Sonali Chakravarti’s writing and teaching is concerned with how ordinary citizens engage with unusual political roles and responsibilities. She is the author of Sing the Rage: Listening to Anger after Mass Violence (University of Chicago Press, 2014) which considered the ways anger was heard and thwarted at the South African Truth and Reconciliation Commission (1996-1998). Through examining the testimonies given at the TRC, she puts forth a model of the cognitive, confrontational, and kinetic dimensions of anger, each with its potential for expanding the demos in a way that fortifies trust, if only the audience knew how to take it up.

Her book Radical Enfranchisement in the Jury Room and Public Life (University of Chicago Press, 2019) considers what it would mean to change the way we educate jurors to make them more aware of the distinctive role they play in legitimating (and denying) punishment enacted by the state.

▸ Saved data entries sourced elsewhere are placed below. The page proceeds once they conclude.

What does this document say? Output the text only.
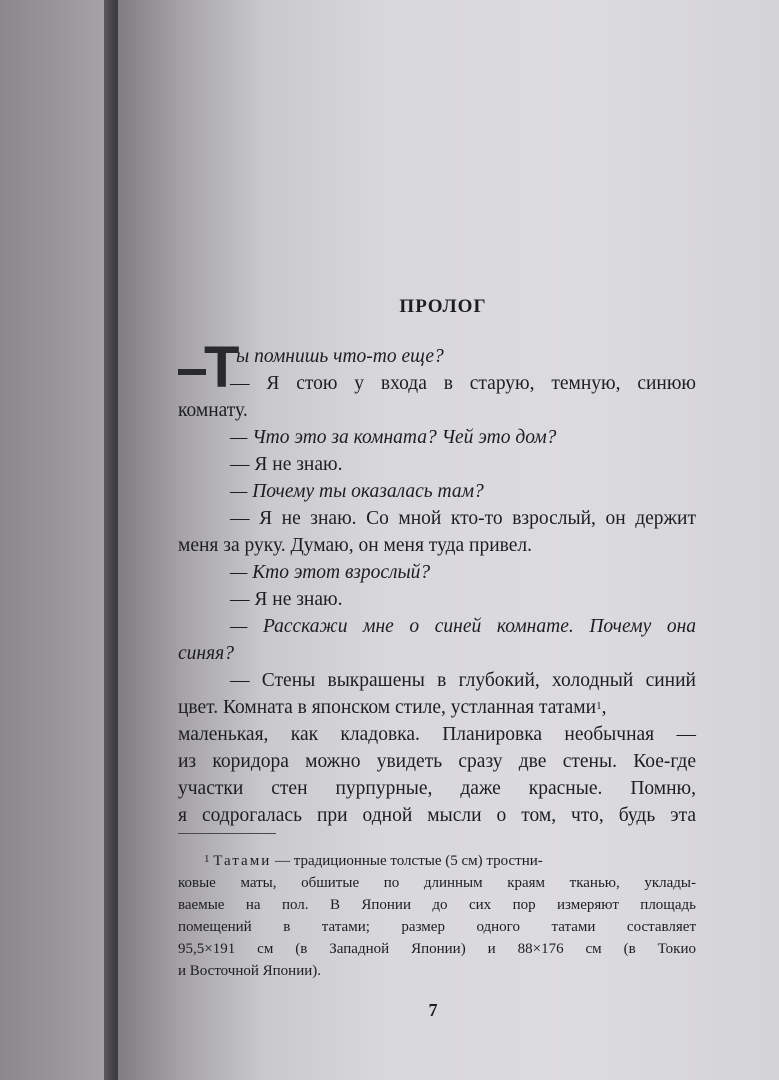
ПРОЛОГ
Т
ы помнишь что-то еще?
— Я стою у входа в старую, темную, синюю
комнату.
— Что это за комната? Чей это дом?
— Я не знаю.
— Почему ты оказалась там?
— Я не знаю. Со мной кто-то взрослый, он держит
меня за руку. Думаю, он меня туда привел.
— Кто этот взрослый?
— Я не знаю.
— Расскажи мне о синей комнате. Почему она
синяя?
— Стены выкрашены в глубокий, холодный синий
цвет. Комната в японском стиле, устланная татами$^1$,
маленькая, как кладовка. Планировка необычная —
из коридора можно увидеть сразу две стены. Кое-где
участки стен пурпурные, даже красные. Помню,
я содрогалась при одной мысли о том, что, будь эта
$^1$ Татами — традиционные толстые (5 см) тростни-
ковые маты, обшитые по длинным краям тканью, уклады-
ваемые на пол. В Японии до сих пор измеряют площадь
помещений в татами; размер одного татами составляет
95,5×191 см (в Западной Японии) и 88×176 см (в Токио
и Восточной Японии).
7
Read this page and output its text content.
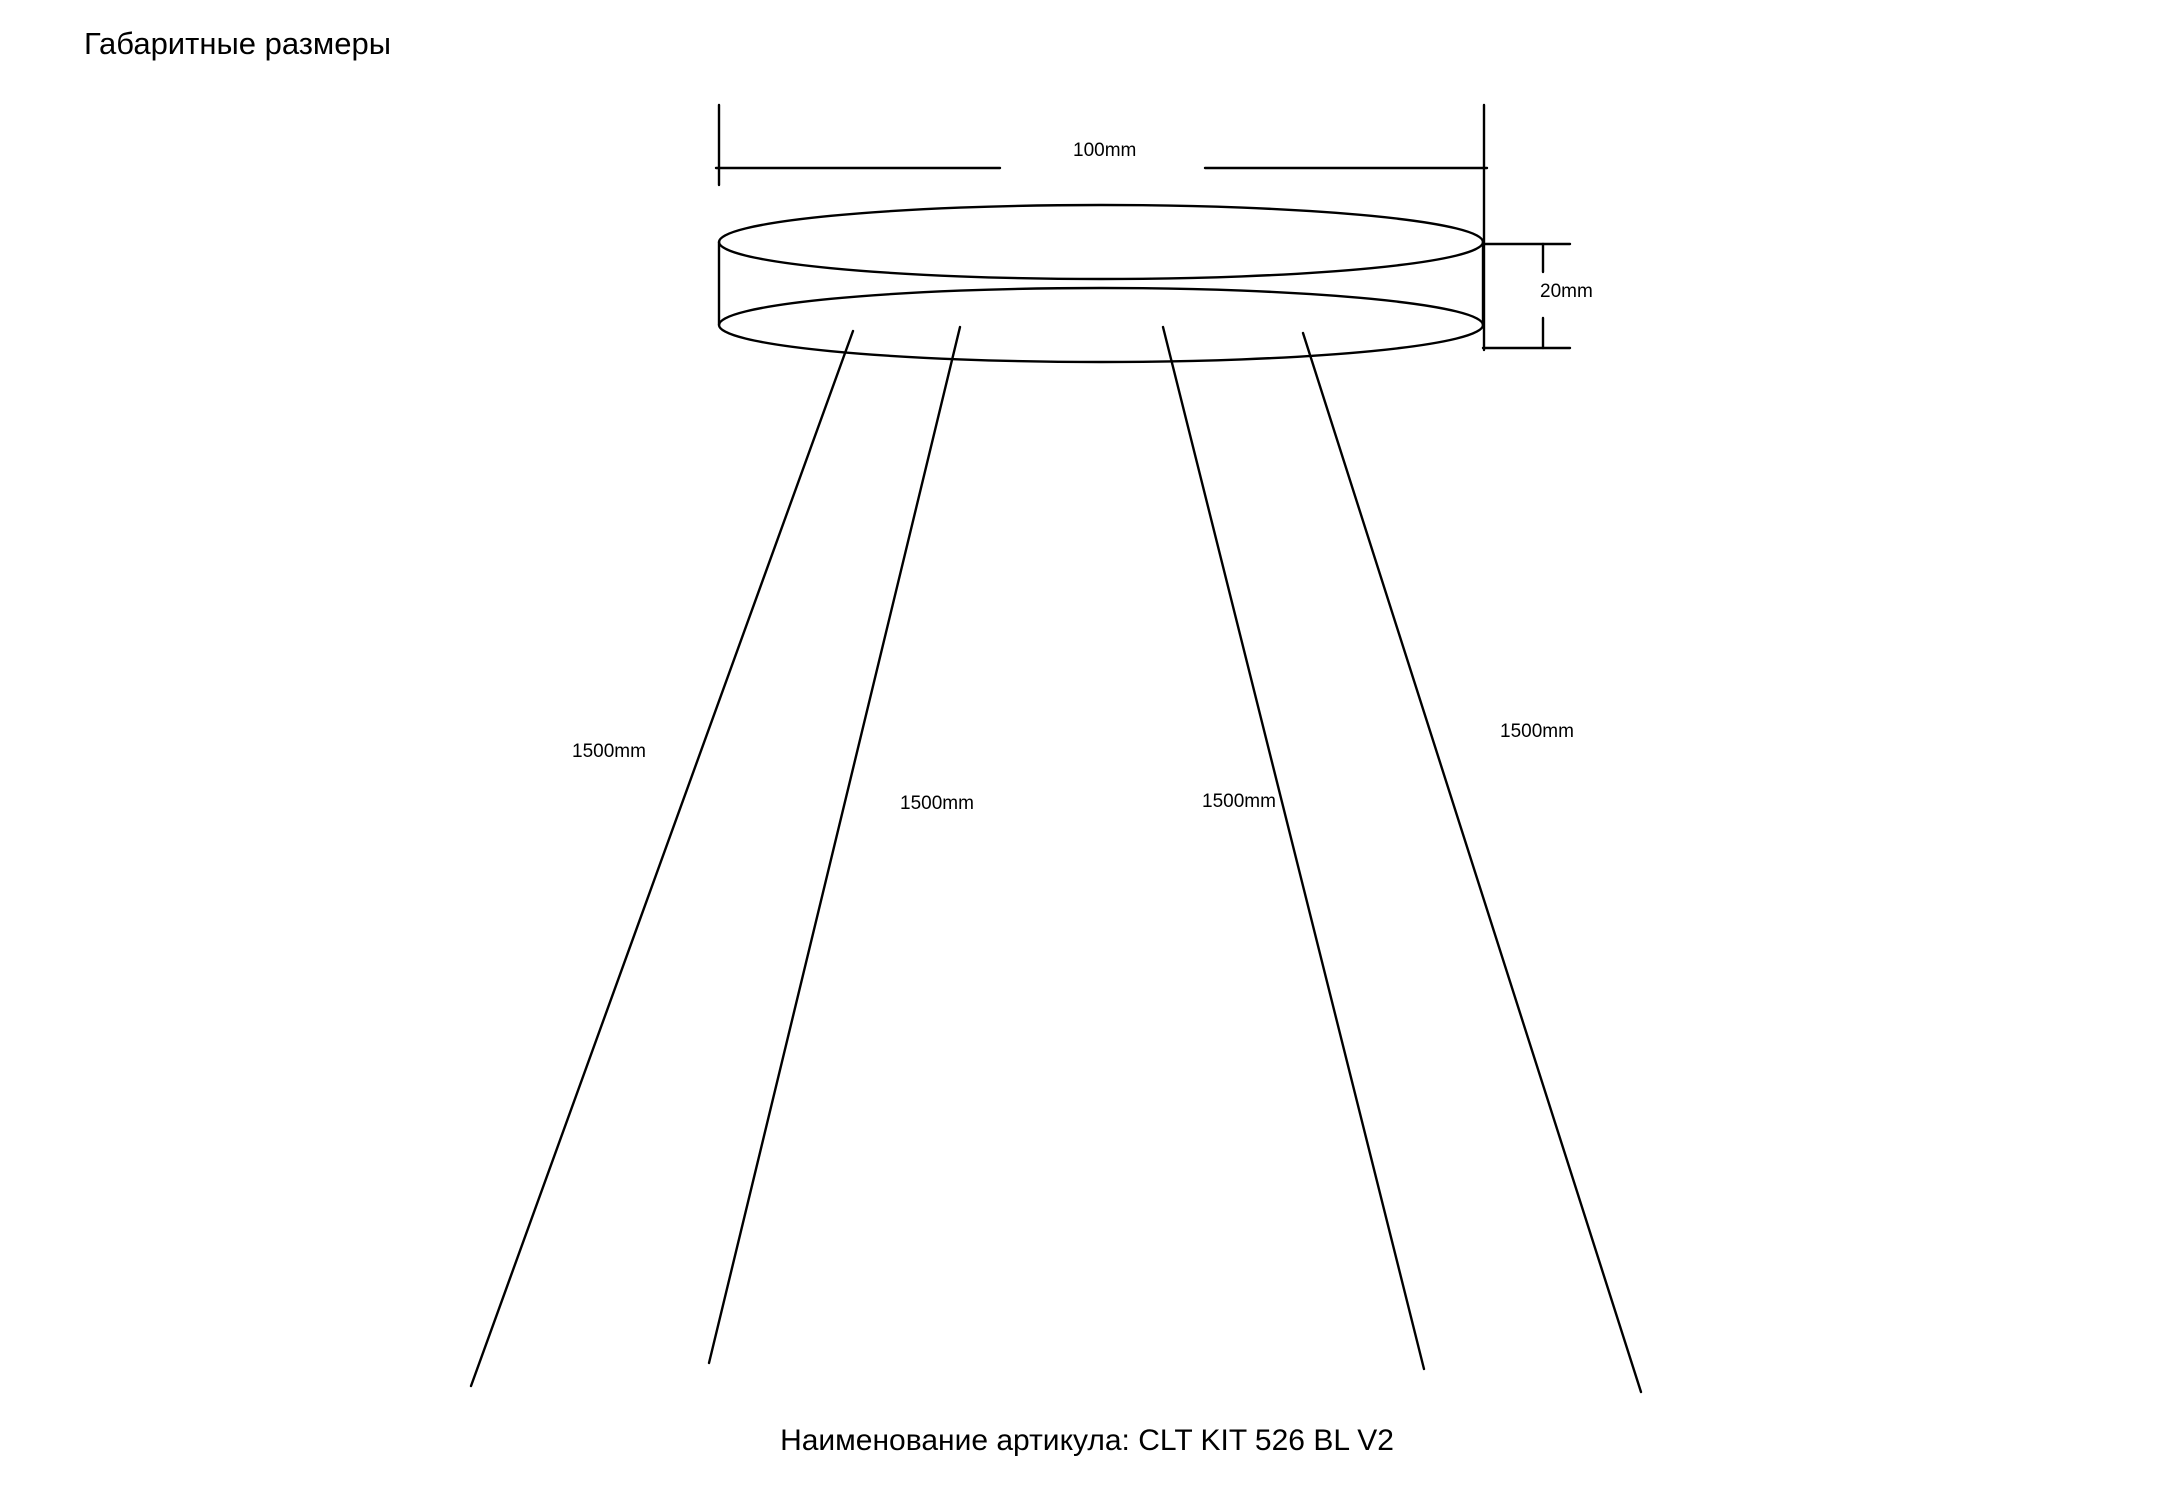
Габаритные размеры
100mm
20mm
1500mm
1500mm	1500mm
1500mm
Наименование артикула: CLT KIT 526 BL V2
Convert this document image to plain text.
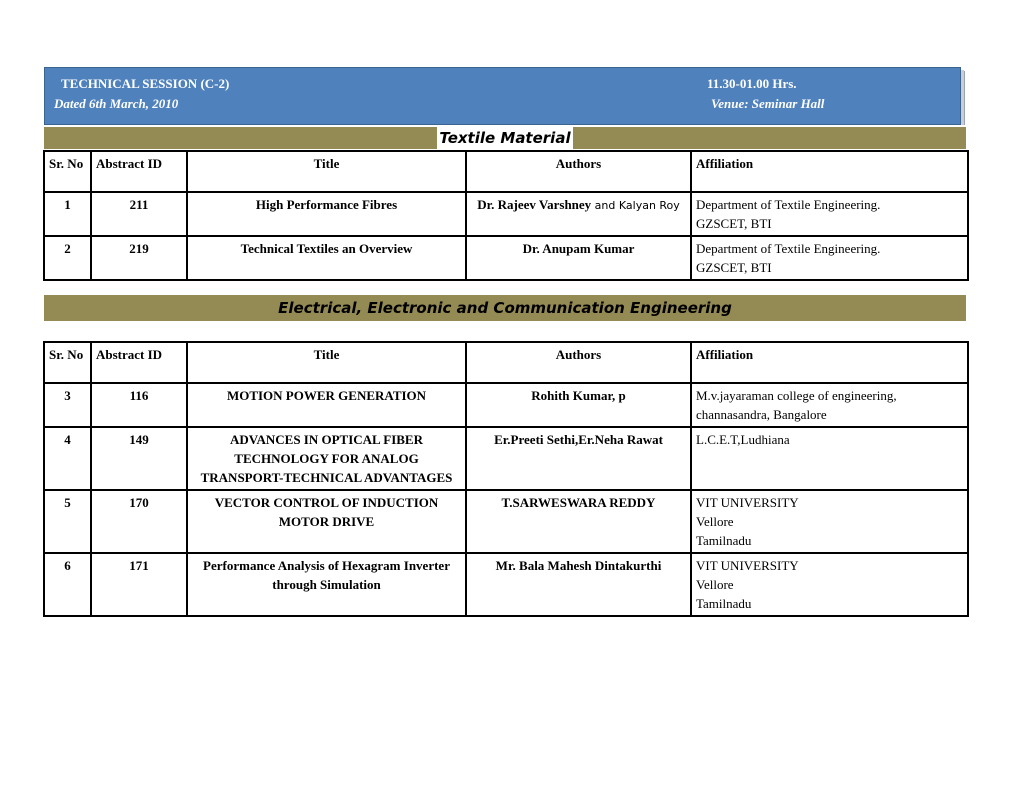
TECHNICAL SESSION (C-2)
Dated 6th March, 2010
11.30-01.00 Hrs.
Venue: Seminar Hall
Textile Material
Sr. No	Abstract ID	Title	Authors	Affiliation
1	211	High Performance Fibres	Dr. Rajeev Varshney and Kalyan Roy	Department of Textile Engineering.
GZSCET, BTI

2	219	Technical Textiles an Overview	Dr. Anupam Kumar	Department of Textile Engineering.
GZSCET, BTI
Electrical, Electronic and Communication Engineering
Sr. No	Abstract ID	Title	Authors	Affiliation
3	116	MOTION POWER GENERATION	Rohith Kumar, p	M.v.jayaraman college of engineering,
channasandra, Bangalore

4	149	ADVANCES IN OPTICAL FIBER TECHNOLOGY FOR ANALOG TRANSPORT-TECHNICAL ADVANTAGES	Er.Preeti Sethi,Er.Neha Rawat	L.C.E.T,Ludhiana

5	170	VECTOR CONTROL OF INDUCTION MOTOR DRIVE	T.SARWESWARA REDDY	VIT UNIVERSITY
Vellore
Tamilnadu

6	171	Performance Analysis of Hexagram Inverter through Simulation	Mr. Bala Mahesh Dintakurthi	VIT UNIVERSITY
Vellore
Tamilnadu
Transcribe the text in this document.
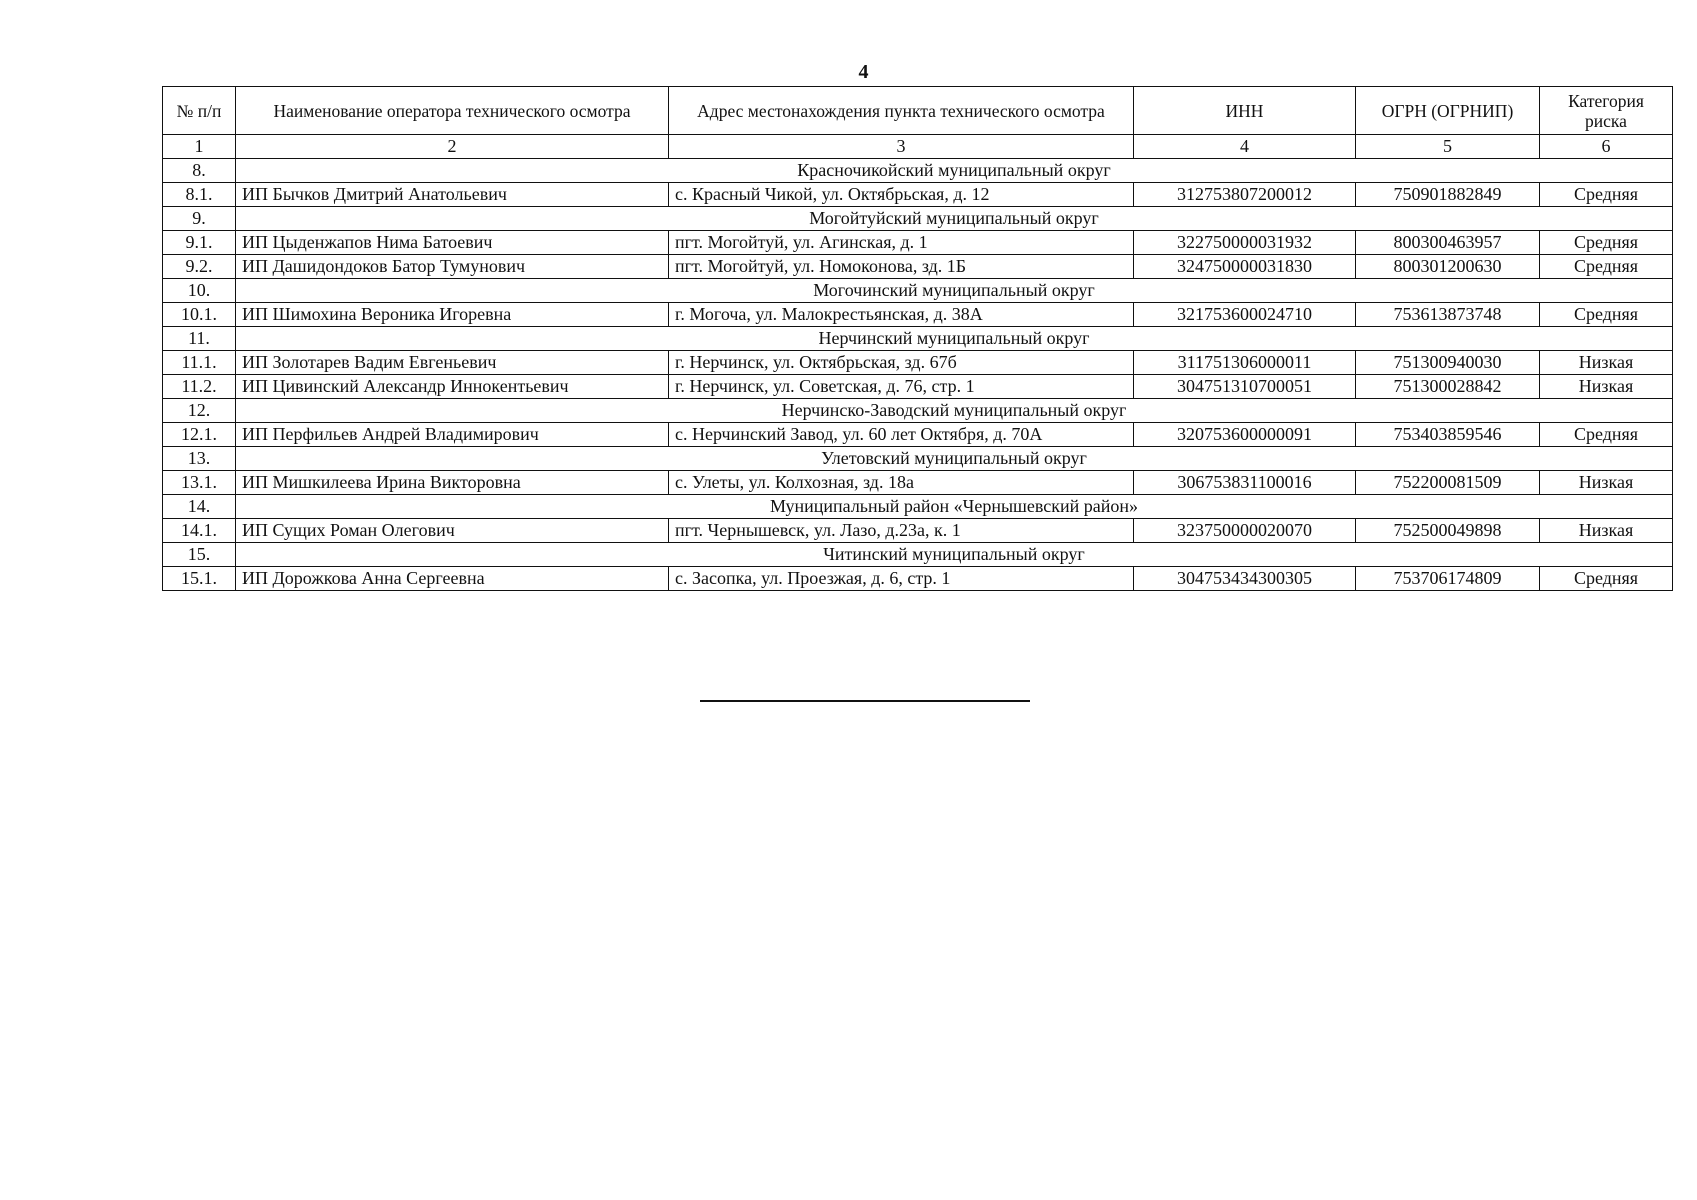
4
№ п/п	Наименование оператора технического осмотра	Адрес местонахождения пункта технического осмотра	ИНН	ОГРН (ОГРНИП)	Категория риска
1	2	3	4	5	6
8.	Красночикойский муниципальный округ				
8.1.	ИП Бычков Дмитрий Анатольевич	с. Красный Чикой, ул. Октябрьская, д. 12	312753807200012	750901882849	Средняя
9.	Могойтуйский муниципальный округ				
9.1.	ИП Цыденжапов Нима Батоевич	пгт. Могойтуй, ул. Агинская, д. 1	322750000031932	800300463957	Средняя
9.2.	ИП Дашидондоков Батор Тумунович	пгт. Могойтуй, ул. Номоконова, зд. 1Б	324750000031830	800301200630	Средняя
10.	Могочинский муниципальный округ				
10.1.	ИП Шимохина Вероника Игоревна	г. Могоча, ул. Малокрестьянская, д. 38А	321753600024710	753613873748	Средняя
11.	Нерчинский муниципальный округ				
11.1.	ИП Золотарев Вадим Евгеньевич	г. Нерчинск, ул. Октябрьская, зд. 67б	311751306000011	751300940030	Низкая
11.2.	ИП Цивинский Александр Иннокентьевич	г. Нерчинск, ул. Советская, д. 76, стр. 1	304751310700051	751300028842	Низкая
12.	Нерчинско-Заводский муниципальный округ				
12.1.	ИП Перфильев Андрей Владимирович	с. Нерчинский Завод, ул. 60 лет Октября, д. 70А	320753600000091	753403859546	Средняя
13.	Улетовский муниципальный округ				
13.1.	ИП Мишкилеева Ирина Викторовна	с. Улеты, ул. Колхозная, зд. 18а	306753831100016	752200081509	Низкая
14.	Муниципальный район «Чернышевский район»				
14.1.	ИП Сущих Роман Олегович	пгт. Чернышевск, ул. Лазо, д.23а, к. 1	323750000020070	752500049898	Низкая
15.	Читинский муниципальный округ				
15.1.	ИП Дорожкова Анна Сергеевна	с. Засопка, ул. Проезжая, д. 6, стр. 1	304753434300305	753706174809	Средняя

Radical enfranchisement requires a more ambitious standard for civic education and is motivated by two sets of ideals: the first is accuracy in assessing evidence without recourse to bias and the second is a heightened appreciation for the authority a jury has to legitimate or deny punishment for the defendant as a decision distinct from their reflection on the evidence. The book posits three key moments in the trial: the standard of reasonable doubt, the hung jury, and jury nullification as critical to fomenting the ideal of radical enfranchisement.

Her writing on transitional justice, the emotions, and the jury system have appeared, among other places,  in Constellations, the Journal of Law, Culture and the Humanities, and Theory & Event. Her courses include Modern Political Thought, Contemporary Political Thought, Political Theory and Transitional Justice, Citizens/ Judges/ Juries, Theorizing the City, and “What is the Good Life?”

Chakravarti received her B.A. from Swarthmore College and her Ph.D from Yale University. She has been Ann Plato Post-Doctoral Fellow at Trinity College and Laurance S. Rockefeller Visiting Fellow at the University Center for Human Values at Princeton University. She has taught in the Government department and the College of Social Studies at Wesleyan since 2009.